Google Buys Twitch.tv, New Policies and Systems ALREADY!
by Gaveroid on Aug.09, 2014, under General
About a month ago, search engine (and now many other things including YouTube) giant Google made a move to buy the popular video game streaming site Twitch.tv (previously owned and integrated with Justin.tv). The purchase has been finalized and we are already seeing major changes in the way Twitch operates.
After the popularity spike in gaming videos on YouTube, content creators wanted a solution to be able to have viewers watch them play games live and interact with the streamer. Twitch was one of the best options, just overall being a good platform with good quality video capabilities, and a good chat system. I have myself done livestreams on Twitch, and after using it I would never want to switch. Twitch is one of the top sites for network traffic in the world, I believe. YouTube unveiled a new live streaming capability. On the users end it is a great system. Imagine watching a YouTube video with live comments. However, it isn’t so convenient for the streamer to get their content up. I have personally attempted to do a YouTube livestream, and the only free solutions (mainly Wirecast) didn’t really work properly for me. I find that Twitch has many more good programs that support it. So, that coupled with the fact that Twitch has subscriptions (where you can pay so much per month to the creator, not to be confused with follows which are like YouTube subscriptions), many streamers simply stuck to what works best.

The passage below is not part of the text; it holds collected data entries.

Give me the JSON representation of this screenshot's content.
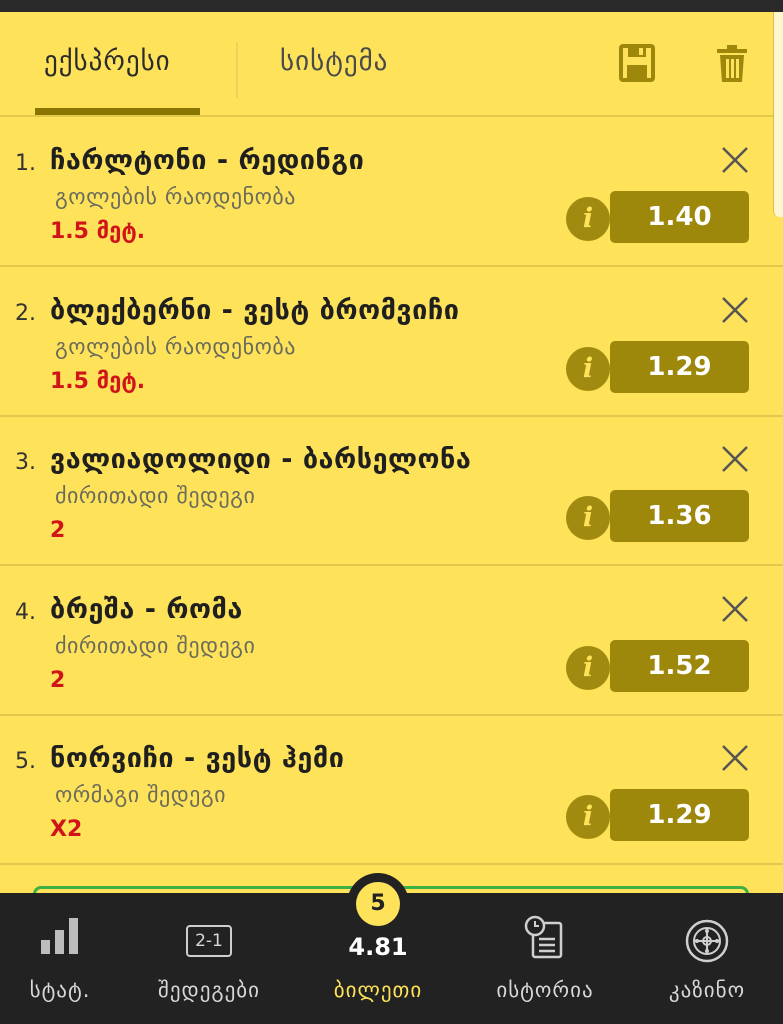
{
  "tabs": {
    "express": "ექსპრესი",
    "system": "სისტემა",
    "save_icon": "save-icon",
    "trash_icon": "trash-icon"
  },
  "bets": [
    {
      "num": "1.",
      "match": "ჩარლტონი - რედინგი",
      "market": "გოლების რაოდენობა",
      "pick": "1.5 მეტ.",
      "odds": "1.40"
    },
    {
      "num": "2.",
      "match": "ბლექბერნი - ვესტ ბრომვიჩი",
      "market": "გოლების რაოდენობა",
      "pick": "1.5 მეტ.",
      "odds": "1.29"
    },
    {
      "num": "3.",
      "match": "ვალიადოლიდი - ბარსელონა",
      "market": "ძირითადი შედეგი",
      "pick": "2",
      "odds": "1.36"
    },
    {
      "num": "4.",
      "match": "ბრეშა - რომა",
      "market": "ძირითადი შედეგი",
      "pick": "2",
      "odds": "1.52"
    },
    {
      "num": "5.",
      "match": "ნორვიჩი - ვესტ ჰემი",
      "market": "ორმაგი შედეგი",
      "pick": "X2",
      "odds": "1.29"
    }
  ],
  "info_glyph": "i",
  "nav": {
    "stats": "სტატ.",
    "results": "შედეგები",
    "results_icon_text": "2-1",
    "ticket": "ბილეთი",
    "ticket_count": "5",
    "ticket_total": "4.81",
    "history": "ისტორია",
    "casino": "კაზინო"
  },
  "colors": {
    "background": "#fde25a",
    "odds_button": "#9e880c",
    "pick_red": "#d0141a",
    "nav_bg": "#222222",
    "nav_active": "#fde25a"
  }
}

Google noticed this, and, wanting to make their livestreams better, bought Twitch. We are already seeing changes; video on demand content (livestreams saved for later viewing) is now being scanned by a Content ID system similar to YouTube’s. Many people are swarming social media about the matter. Allow me to quote @OfficialFIERCE on Twitter – “I give it about 2 weeks before Google tries to push Google Plus on Twitch TV,” referring to the controversial event in which Google forced all YouTube users to connect their channel to their Google Plus to continue commenting on YouTube videos. I totally agree.
So, where will Twitch end up? Users are skeptical of the outcome of these events, and many have already started searching for a new place for their live content to call a home.